Some USF faculty, administration and student leaders expressed disapproval Sunday of a new proposal that could bring standardized testing to Florida universities. The testing, which would be similar in style to the Florida Comprehensive Assessment Test (FCAT), could be used as a tool for divvying state funds among Florida’s 11 state universities.

The proposal, discussed last week by the Board of Governors, will be voted on in March.

Among those opposing the measure is USF President Judy Genshaft, according to Michael Reich, director of media relations at USF.

“We’re not opposed to measuring university effectiveness, but we are not convinced standardized testing is the way to do it,” Reich said.

The proposed test is the only measure still awaiting a vote from a seven-part plan presented before the Board of Governors. The other six parts, which include measuring minority student enrollment and money brought in by faculty through research grants, have already been passed.

Interim Provost Renu Khator said USF is capable of judging its own productivity without a state-mandated test. Khator said higher education leaders need to look at the impact the FCAT has had Florida public schools.

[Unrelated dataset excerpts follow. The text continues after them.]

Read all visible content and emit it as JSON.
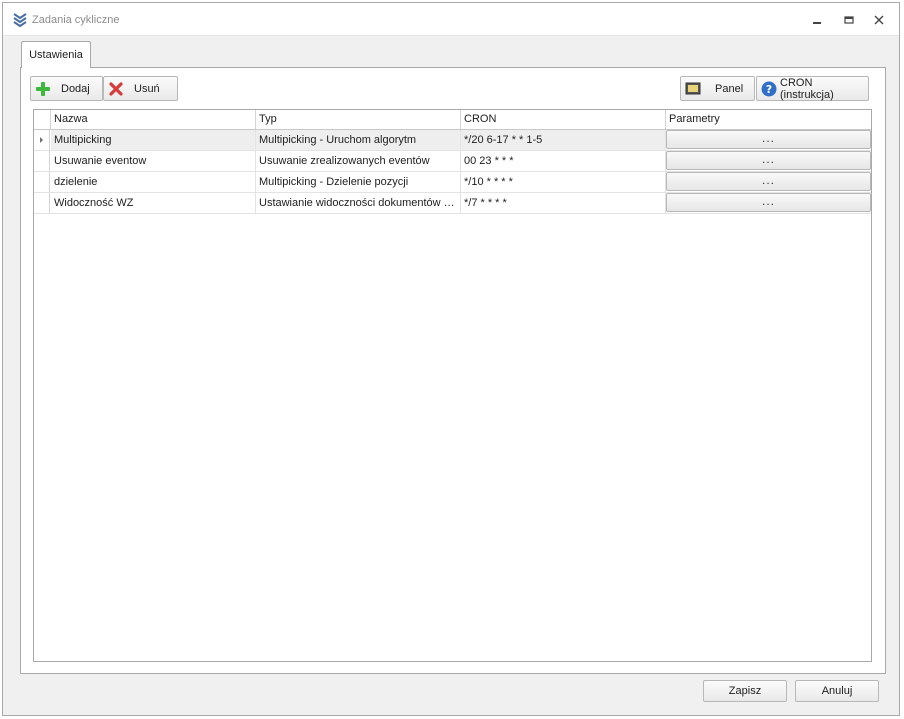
{
  "window": {
    "title": "Zadania cykliczne",
    "icons": {
      "app": "chevrons-down-icon",
      "minimize": "minimize-icon",
      "restore": "restore-icon",
      "close": "close-icon"
    }
  },
  "tabs": [
    {
      "label": "Ustawienia",
      "active": true
    }
  ],
  "toolbar": {
    "add_label": "Dodaj",
    "remove_label": "Usuń",
    "panel_label": "Panel",
    "cron_help_label": "CRON (instrukcja)"
  },
  "grid": {
    "columns": [
      "Nazwa",
      "Typ",
      "CRON",
      "Parametry"
    ],
    "rows": [
      {
        "name": "Multipicking",
        "type": "Multipicking - Uruchom algorytm",
        "cron": "*/20 6-17 * * 1-5",
        "params": "...",
        "selected": true
      },
      {
        "name": "Usuwanie eventow",
        "type": "Usuwanie zrealizowanych eventów",
        "cron": "00 23 * * *",
        "params": "..."
      },
      {
        "name": "dzielenie",
        "type": "Multipicking - Dzielenie pozycji",
        "cron": "*/10 * * * *",
        "params": "..."
      },
      {
        "name": "Widoczność WZ",
        "type": "Ustawianie widoczności dokumentów W...",
        "cron": "*/7 * * * *",
        "params": "..."
      }
    ]
  },
  "footer": {
    "save_label": "Zapisz",
    "cancel_label": "Anuluj"
  },
  "colors": {
    "add_green": "#3cb83c",
    "remove_red": "#d83a3a",
    "help_blue": "#2f6fc7",
    "selected_row": "#eeeeee"
  }
}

“We measure ourselves in so many different ways. We have our accreditation through the Southern Association of Colleges and Schools. We earn accreditation from a lot of professional organizations,” she said. “We have our own measures in our strategic plan.

“The idea of putting in place one single requirement for all college students is unfeasible.”

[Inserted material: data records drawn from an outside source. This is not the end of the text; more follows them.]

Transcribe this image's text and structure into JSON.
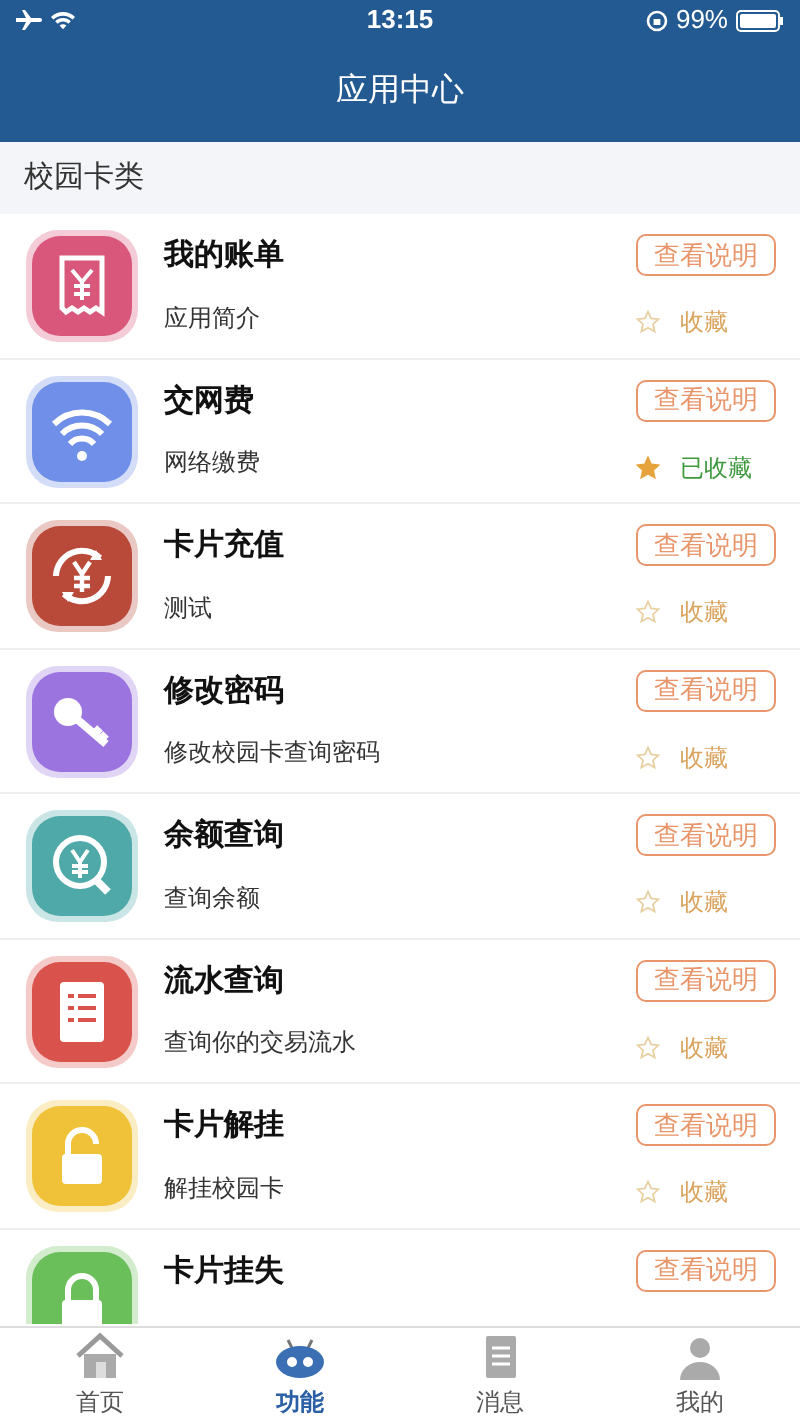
{
  "status_bar": {
    "time": "13:15",
    "battery": "99%"
  },
  "nav_bar": {
    "title": "应用中心"
  },
  "section": {
    "title": "校园卡类"
  },
  "apps": [
    {
      "title": "我的账单",
      "subtitle": "应用简介",
      "button": "查看说明",
      "favorite": {
        "label": "收藏",
        "favorited": false
      },
      "color": "#d9577a"
    },
    {
      "title": "交网费",
      "subtitle": "网络缴费",
      "button": "查看说明",
      "favorite": {
        "label": "已收藏",
        "favorited": true
      },
      "color": "#6f8fe8"
    },
    {
      "title": "卡片充值",
      "subtitle": "测试",
      "button": "查看说明",
      "favorite": {
        "label": "收藏",
        "favorited": false
      },
      "color": "#b94a3a"
    },
    {
      "title": "修改密码",
      "subtitle": "修改校园卡查询密码",
      "button": "查看说明",
      "favorite": {
        "label": "收藏",
        "favorited": false
      },
      "color": "#9b74e0"
    },
    {
      "title": "余额查询",
      "subtitle": "查询余额",
      "button": "查看说明",
      "favorite": {
        "label": "收藏",
        "favorited": false
      },
      "color": "#4fa9a9"
    },
    {
      "title": "流水查询",
      "subtitle": "查询你的交易流水",
      "button": "查看说明",
      "favorite": {
        "label": "收藏",
        "favorited": false
      },
      "color": "#d9524b"
    },
    {
      "title": "卡片解挂",
      "subtitle": "解挂校园卡",
      "button": "查看说明",
      "favorite": {
        "label": "收藏",
        "favorited": false
      },
      "color": "#f0c23a"
    },
    {
      "title": "卡片挂失",
      "button": "查看说明",
      "color": "#6bbf5b"
    }
  ],
  "tab_bar": [
    {
      "label": "首页",
      "selected": false
    },
    {
      "label": "功能",
      "selected": true
    },
    {
      "label": "消息",
      "selected": false
    },
    {
      "label": "我的",
      "selected": false
    }
  ]
}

High school and college are two different animals, according to Khator, who said the test would limit free thought.

“The whole beauty of college is that it allows you to think differently, to think in ways you didn’t think before. To introduce standardized tests would risk making all the teaching at universities lean towards one single test.”

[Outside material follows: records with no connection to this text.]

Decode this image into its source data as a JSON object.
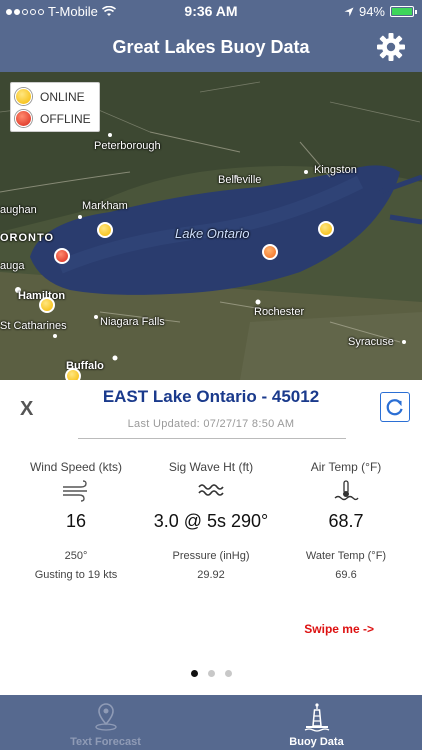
{
  "status": {
    "carrier": "T-Mobile",
    "time": "9:36 AM",
    "battery": "94%"
  },
  "nav": {
    "title": "Great Lakes Buoy Data"
  },
  "legend": {
    "online": "ONLINE",
    "offline": "OFFLINE"
  },
  "map": {
    "labels": {
      "peterborough": "Peterborough",
      "belleville": "Belleville",
      "kingston": "Kingston",
      "markham": "Markham",
      "aughan": "aughan",
      "oronto": "ORONTO",
      "auga": "auga",
      "hamilton": "Hamilton",
      "st_catharines": "St Catharines",
      "niagara_falls": "Niagara Falls",
      "rochester": "Rochester",
      "syracuse": "Syracuse",
      "buffalo": "Buffalo",
      "lake": "Lake Ontario"
    }
  },
  "panel": {
    "close": "X",
    "title": "EAST Lake Ontario - 45012",
    "last_updated": "Last Updated: 07/27/17 8:50 AM",
    "wind": {
      "label": "Wind Speed (kts)",
      "value": "16",
      "direction": "250°",
      "gust": "Gusting to 19 kts"
    },
    "wave": {
      "label": "Sig Wave Ht (ft)",
      "value": "3.0 @ 5s 290°",
      "pressure_label": "Pressure (inHg)",
      "pressure": "29.92"
    },
    "air": {
      "label": "Air Temp (°F)",
      "value": "68.7",
      "water_label": "Water Temp (°F)",
      "water": "69.6"
    },
    "swipe": "Swipe me ->"
  },
  "tabs": [
    {
      "label": "Text Forecast",
      "icon": "location-pin-icon",
      "color": "#8f9bb6"
    },
    {
      "label": "Buoy Data",
      "icon": "buoy-icon",
      "color": "#ffffff"
    }
  ],
  "colors": {
    "bar": "#56698f",
    "title": "#1a3a8c",
    "swipe": "#dd1111"
  }
}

Faculty Union President Roy Weatherford thinks the proposed test would not only discourage independent thought, but punish those who promote learning outside the guidelines of a test as well.

“The union does not have an official position, but I think it’s fair to say that most of the members think it’s absurd to think that spending time and money (on standardized testing) will improve education,” Weatherford said. “We have seen already in the K-12 system how standardized tests tend to result in all schooling being focused on passing a test rather than understanding the world.”

Standardized testing in college defies logic, Weatherford said.

“Trying to improve education by testing more frequently is like trying to fatten a hog by weighing it more frequently,” Weatherford said.

Weatherford said that, while the administration opposed the measure, USF’s Board of Trustees will likely be driven by political ties before taking a stance.

“Most educators (oppose it),” he said. “Our Board of Trustees is less concerned, though, because they tend to think along the same lines as the governor who appointed them.”

However, BOT Chairman Dick Beard’s thought on the issue fell in line with the rest of the university leaders.

“I’m not really for (standardized testing),” Beard said. “I think it is an idea that has been tried in the public (high schools), but I think once you come to college it is not necessarily a good idea.”

Beard said a university’s own guidelines should be used to determine productivity and funding.

“The first question is, ‘Should (standardized testing) be tied to anything?’,” he said. “Universities need to have a strategic plan, and funding should be tied to their ability to live up to that strategic plan.”

Student Body President Omar Khan said that should a standardized test be introduced, it would bring more stress to an already-burdened college student’s agenda.

“From sitting in at BOT meetings, I see it is not just students who are opposed to it. To students, it is a burden, on top of all the things we already have to do, it is one more thing to study for, one more thing to push back graduating” Khan said. “As for faculty, you don’t want faculty members all teaching towards one test. You don’t want it deluding what they are teaching or jeopardizing the students’ education.”

Education is not the only questionable aspect of the proposal, according to Weatherford, who said determining universities’ funding according to test results is a conflict for the state.

“In the K-12 system we have already seen that public schools are being rigidly constrained and punished by the examinations, while private schools are being given tax dollars with no such accountability,” he said. “In Florida we already subsidize the students who attend private colleges and universities (through state-funded scholarship programs) with essentially no quality control or supervision of those institutions.”

Kahn said the diversity of the state’s public universities presents issues as well.

“They’re trying to standardize all the schools, but you look at the universities — Florida Gulf Coast, the University of Florida, UCF, USF, etc. — and you see, we’re all very different schools,” Kahn said.